Trust is the recurring theme for successful selling. This topic is well covered in Stephen M. R. Covey’s classic, The Speed of Trust. His essential point is that trust speeds up everything and reduces the cost of everything. If you look at your life, you will see that his assertion holds up well. In cases where you detest some process that wastes your time, you can usually find mistrust as the root cause of your dissatisfaction.
If employers trusted employees to spend company money as if it were their own, they wouldn’t need spending limits, detailed expense reports with receipts, expense audits, and other administrative procedures on which companies spend money and employees waste time.
Our tax system is expensive for the government to administer because citizens are not trustworthy in paying their fair share. People cheat on their taxes because they don’t trust the government to fairly administer the tax system and spend their money wisely.
Have you gone through an airport security line recently?
I may not think these things are fair to me, but most of them are necessary because enough people are untrustworthy and will take advantage of situations if they are given the chance. Corporations, governments, and even families create costly mechanisms for us all to protect against the untrustworthy actions of a few.
A SELF-ASSESSMENT
I spent a lot of time trying to decide how to conclude this chapter. Finally, I asked myself, “What are you trying to sell the reader?” Eureka! I should close with a practice-what-you-preach example. So in conclusion, I’m using the 8W model in Table 6-4 to communicate how I view my target audience and how I want to communicate the value of this book. If it’s persuasive enough, it will provide a foundation for the material on the back cover.

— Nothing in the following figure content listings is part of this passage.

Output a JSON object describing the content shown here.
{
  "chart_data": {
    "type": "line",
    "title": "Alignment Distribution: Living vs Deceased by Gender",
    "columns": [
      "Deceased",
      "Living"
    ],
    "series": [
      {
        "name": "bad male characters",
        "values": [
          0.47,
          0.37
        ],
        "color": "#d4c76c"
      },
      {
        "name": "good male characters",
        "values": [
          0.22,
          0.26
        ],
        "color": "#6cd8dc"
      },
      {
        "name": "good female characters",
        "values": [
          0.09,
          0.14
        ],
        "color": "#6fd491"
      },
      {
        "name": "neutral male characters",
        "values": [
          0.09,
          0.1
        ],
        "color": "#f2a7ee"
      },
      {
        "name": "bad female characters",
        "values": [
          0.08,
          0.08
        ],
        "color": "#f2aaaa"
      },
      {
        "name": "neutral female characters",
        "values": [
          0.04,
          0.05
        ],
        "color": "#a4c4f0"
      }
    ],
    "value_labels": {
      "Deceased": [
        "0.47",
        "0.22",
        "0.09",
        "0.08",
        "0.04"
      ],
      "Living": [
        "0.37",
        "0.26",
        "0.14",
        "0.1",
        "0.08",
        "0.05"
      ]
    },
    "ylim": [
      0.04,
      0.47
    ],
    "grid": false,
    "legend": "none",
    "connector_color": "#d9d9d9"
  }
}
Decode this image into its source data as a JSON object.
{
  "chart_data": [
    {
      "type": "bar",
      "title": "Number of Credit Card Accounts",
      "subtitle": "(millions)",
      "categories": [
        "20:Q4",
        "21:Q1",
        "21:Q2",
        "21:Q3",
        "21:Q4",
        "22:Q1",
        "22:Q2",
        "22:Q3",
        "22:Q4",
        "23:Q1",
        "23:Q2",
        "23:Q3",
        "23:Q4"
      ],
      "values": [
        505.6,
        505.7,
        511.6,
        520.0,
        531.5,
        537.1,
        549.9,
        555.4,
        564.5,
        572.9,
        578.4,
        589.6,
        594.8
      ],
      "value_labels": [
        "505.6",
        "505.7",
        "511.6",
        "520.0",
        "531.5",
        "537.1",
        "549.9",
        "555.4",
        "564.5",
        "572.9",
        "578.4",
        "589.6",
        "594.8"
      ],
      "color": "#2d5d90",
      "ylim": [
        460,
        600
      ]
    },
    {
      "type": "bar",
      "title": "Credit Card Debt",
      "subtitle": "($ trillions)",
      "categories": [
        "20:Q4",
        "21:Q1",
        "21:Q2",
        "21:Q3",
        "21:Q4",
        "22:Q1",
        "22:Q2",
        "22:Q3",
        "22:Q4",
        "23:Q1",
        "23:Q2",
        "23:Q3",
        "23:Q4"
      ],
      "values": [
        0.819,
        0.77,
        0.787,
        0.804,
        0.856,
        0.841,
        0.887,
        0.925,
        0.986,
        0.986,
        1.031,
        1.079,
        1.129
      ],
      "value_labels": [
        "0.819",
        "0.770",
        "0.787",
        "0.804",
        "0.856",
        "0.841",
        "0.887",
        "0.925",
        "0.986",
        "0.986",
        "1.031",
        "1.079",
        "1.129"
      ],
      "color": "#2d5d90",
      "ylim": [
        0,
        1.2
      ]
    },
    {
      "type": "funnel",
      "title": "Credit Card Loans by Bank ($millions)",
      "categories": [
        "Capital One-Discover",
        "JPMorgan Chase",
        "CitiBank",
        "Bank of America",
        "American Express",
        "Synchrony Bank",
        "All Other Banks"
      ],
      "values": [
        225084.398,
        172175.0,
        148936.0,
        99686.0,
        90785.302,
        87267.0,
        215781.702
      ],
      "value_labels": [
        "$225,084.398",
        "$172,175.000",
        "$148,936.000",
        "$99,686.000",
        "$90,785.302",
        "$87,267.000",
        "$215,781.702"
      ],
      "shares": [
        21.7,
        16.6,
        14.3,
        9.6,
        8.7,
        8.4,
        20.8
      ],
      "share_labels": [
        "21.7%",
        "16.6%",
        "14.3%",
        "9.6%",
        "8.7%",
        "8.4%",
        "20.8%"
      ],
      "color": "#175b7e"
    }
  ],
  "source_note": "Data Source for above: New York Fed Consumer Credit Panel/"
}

TABLE 6-4. To Whom are You Selling?
Diagnostic Dimension Elaboration of Client Context
To whom are you selling?
People who want to communicate better
Young adults who want practi
cal lessons
Professionals who want to build advanced skills
Why would they buy?
Deep insights delivered in simple, thought-provoking lessons
Years of lessons learned packaged in 200+ entertaining pages
A reference book of reusable knowledge, puzzles, and observations
Where do they live or operate?
English-speaking countries
Schools and workplaces
Communications workshops and adolescent leadership camps
How will they realize value?
Observing their own communications patterns
Observing the communications strengths and weaknesses of others
Solving puzzles and relishing their observation skills
When are results expected?
Aha! moments in every chapter
Immediately upon observing other people’s communications styles
Over time, improving the effectiveness of their
communications
How much value will be realized?
A huge, colossal, gargantuan, mammoth amount
Heaps more than the cost of the book, or about
$100,000*
Which language should you use?
An informal style suitable for everyone
Occasionally advanced, occasionally humorous, always useful
Practive what you preach
What should you sell them?
An entertaining mix of communications topics, including:
Educational tidbits, principles, patterns, trivia
Puzzles, anecdotes, know-how, worldly wisdom
* This is my context-independent, rough order of magnitude, wild-ass guess of the value that the typical reader will realize in 2010 dollars. If you have a better guess, use it.